“And turn us into monsters in the process,” Anaria pointed out wryly, shooting me another glare. “I can’t believe you didn’t wake me up for this, Tavion Montgomery.”
“You were fast asleep and things progressed swiftly. In ways Raz and I did not foresee,” I said, glad when she turned her evil eye to Raziel. Better him than me.
“Monsters would be bad,” Bexley agreed. “But there is something else. If the two of them are twins, chances are they share magic between them.”
His brow cocked. “Can you share powers? Do you even know how to access each other’s magic? I think not.” He tossed back the entire glass in one swallow, his thin throat bobbing.
“Given time, you would learn, but the Oracle will never give you that time. She will never allow you to become strong enough to defeat her and her brother and break the stranglehold they have on this world.”
His smile faltered. “She will kill you all before you become a threat.”
“I had a theory that the answer was somewhere in there.” Anaria jerked her head toward the ratty paper. “Now, I suppose we’ll never know.”
She was getting desperate. We all were. Here we were, pinned down in a palace we all despised, surrounded by creeping rot meant to kill us, and we were no further ahead than we’d been months ago.
All we knew for sure was that in order to kill Corvus and the Oracle, at least two of us had to die.
Which was total bullshite.
“I’ll work on the writing.” The mage’s face softened as he looked at Anaria. “Knowing all of this, as unbelievable as it sounds, helps. I’ll try to find the answers you’re looking for.”
“Thank you, Bexley.” Anaria’s smile wavered, but that hope in her eyes glowed brighter, despite our fading odds. “What we really need is a magical weapon that will kill them,” she grumbled. “Enough with the riddles and clues. Just give me a chunk of steel I can stab into their chests and be done with this.”
She grinned up at me. “I know Tavion would love to stab something right about now.”
“You have no idea what I’d like to do now, wife,” I whispered, sliding my hand down her back and cupping her arse, her sweet, warm curves filling my hand perfectly.

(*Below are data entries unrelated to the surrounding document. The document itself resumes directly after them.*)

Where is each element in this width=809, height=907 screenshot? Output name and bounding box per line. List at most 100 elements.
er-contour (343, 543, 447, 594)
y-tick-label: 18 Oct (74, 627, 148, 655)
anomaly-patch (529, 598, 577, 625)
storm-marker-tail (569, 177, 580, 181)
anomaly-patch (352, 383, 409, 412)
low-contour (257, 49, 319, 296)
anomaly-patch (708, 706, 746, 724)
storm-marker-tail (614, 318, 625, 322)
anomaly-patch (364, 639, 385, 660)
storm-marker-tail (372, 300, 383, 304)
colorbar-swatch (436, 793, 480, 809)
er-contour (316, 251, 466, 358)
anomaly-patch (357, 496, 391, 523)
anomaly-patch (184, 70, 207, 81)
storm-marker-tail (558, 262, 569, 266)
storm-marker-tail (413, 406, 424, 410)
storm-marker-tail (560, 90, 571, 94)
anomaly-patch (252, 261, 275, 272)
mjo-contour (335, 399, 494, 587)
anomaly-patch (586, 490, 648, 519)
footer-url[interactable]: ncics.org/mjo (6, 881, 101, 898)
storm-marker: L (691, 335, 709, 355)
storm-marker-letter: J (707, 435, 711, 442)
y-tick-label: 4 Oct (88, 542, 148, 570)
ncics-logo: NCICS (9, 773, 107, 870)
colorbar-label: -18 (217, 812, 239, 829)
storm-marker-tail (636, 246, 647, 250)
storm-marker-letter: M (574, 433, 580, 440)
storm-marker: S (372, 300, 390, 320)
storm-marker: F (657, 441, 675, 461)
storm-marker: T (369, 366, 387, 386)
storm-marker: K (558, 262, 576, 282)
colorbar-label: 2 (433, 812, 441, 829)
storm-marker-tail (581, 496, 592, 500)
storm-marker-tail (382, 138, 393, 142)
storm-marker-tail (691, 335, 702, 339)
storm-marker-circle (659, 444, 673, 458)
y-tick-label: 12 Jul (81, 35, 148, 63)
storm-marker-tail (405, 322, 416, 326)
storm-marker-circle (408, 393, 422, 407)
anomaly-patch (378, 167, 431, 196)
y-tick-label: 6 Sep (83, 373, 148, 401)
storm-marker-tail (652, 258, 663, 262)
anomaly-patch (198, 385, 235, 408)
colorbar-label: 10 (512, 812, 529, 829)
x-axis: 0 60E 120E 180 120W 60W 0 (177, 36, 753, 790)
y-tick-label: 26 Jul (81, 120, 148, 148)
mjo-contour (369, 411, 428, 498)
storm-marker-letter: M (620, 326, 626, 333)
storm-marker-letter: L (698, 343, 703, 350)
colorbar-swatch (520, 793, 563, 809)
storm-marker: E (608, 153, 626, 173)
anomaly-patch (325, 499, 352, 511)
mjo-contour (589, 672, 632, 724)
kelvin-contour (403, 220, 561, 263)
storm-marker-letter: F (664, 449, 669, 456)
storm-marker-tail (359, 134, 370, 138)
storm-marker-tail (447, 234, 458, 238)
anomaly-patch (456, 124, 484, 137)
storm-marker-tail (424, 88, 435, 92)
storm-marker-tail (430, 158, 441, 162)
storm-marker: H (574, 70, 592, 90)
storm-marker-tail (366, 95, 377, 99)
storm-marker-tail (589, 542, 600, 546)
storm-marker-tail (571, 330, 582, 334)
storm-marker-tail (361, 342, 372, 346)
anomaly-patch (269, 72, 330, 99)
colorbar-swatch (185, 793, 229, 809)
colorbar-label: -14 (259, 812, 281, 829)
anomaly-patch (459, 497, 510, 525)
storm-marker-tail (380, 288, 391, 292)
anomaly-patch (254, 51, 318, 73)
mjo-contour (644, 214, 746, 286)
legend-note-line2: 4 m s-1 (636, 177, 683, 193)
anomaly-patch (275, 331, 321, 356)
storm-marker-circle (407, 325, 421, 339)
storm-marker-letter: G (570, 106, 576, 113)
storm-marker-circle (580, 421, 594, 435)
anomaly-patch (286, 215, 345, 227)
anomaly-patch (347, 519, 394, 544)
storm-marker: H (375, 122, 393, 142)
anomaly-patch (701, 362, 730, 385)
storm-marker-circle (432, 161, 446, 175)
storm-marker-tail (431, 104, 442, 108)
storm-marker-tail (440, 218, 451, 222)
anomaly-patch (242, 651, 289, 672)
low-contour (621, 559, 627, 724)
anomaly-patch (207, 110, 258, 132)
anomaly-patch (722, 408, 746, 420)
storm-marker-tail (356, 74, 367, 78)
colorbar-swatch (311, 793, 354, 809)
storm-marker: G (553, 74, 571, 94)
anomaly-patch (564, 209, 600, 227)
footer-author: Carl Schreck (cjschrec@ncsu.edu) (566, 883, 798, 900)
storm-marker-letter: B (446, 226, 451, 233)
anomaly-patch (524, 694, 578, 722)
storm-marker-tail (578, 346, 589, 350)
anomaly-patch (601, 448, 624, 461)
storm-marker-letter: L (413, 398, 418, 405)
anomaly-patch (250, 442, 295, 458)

Raz watched us with a slow, anticipatory smile.
Tristan had gotten a taste of her sweetness last night, but I was fucking starving for my wife.
Thankfully, the mage was staring off into space not paying a bit of attention to us. “But a weapon does exist. There was a picture that kept cropping up during my master’s research on the Old Gods. Somewhere in here…maybe toward the beginning…”
He kept flipping pages until he reached one covered in renderings of a weapon.
And not just any weapon. A sword, elegant but oddly made, with a curved blade——and a handle decorated with the same, strange writing that Anaria had copied all those months ago.
“I’ve seen that before,” Tristan murmured, rubbing his chest. “Somewhere. Somewhere.”
I could hardly breathe because Tristan was right. This weapon was familiar in a way that had nothing to do with the now me.
This weapon struck a chord inside the past me, of fear and terror and dread. Had we seen this in a past life? Been killed by this weapon?
Anaria drifted closer, her fingers reaching for that picture as if she couldn’t stop herself.
“According to legend, this weapon was made to kill the invaders. Either during the Fae wars when Astragulus Centaria marched his entire army into the mountains and returned with only a handful of soldiers. Or when the Vanguard Conclave fought the Mystara, long before the Fae even arrived on these shores.”
Bexley’s eyes landed on Anaria’s fingers tracing the delicate handle, the carefully drawn details.
“I’ve seen many mentions of this weapon over my years and every one shows a red stone set into the end of the pommel. The stone, they say, imbues some special power to the sword, rendering it capable of channeling great magic, turning magic itself into a weapon.”
“That curved blade distinctly reminds me of the witch blades.” Tristan nodded to the rendering. “They have to be the same, don’t you think?”
“Not in the way you think.” Zor, who’d spent the past hour leaned against the wall in the shadows, came forward. “This blade isn’t made for battle. It’s too slender. And see that open area in the center of the fuller? At first I thought the hole was decorative, but I don’t think that’s what it’s for at all.”
“What are you thinking?” I took a closer look at the drawing. The cutout was a strange shape, a line intersecting a…I sucked in a breath. “It’s the same as our markings.” A line leading straight up the fuller to a circle, and in the center, cleverly suspended by two prongs, was a polygon.
“Five sides.” Tristan’s eyes gleamed brighter. “Five of us.”
“Magic united into a fearsome weapon,” Bexley said quietly. “A weapon to kill a god. Or gods, as it were.”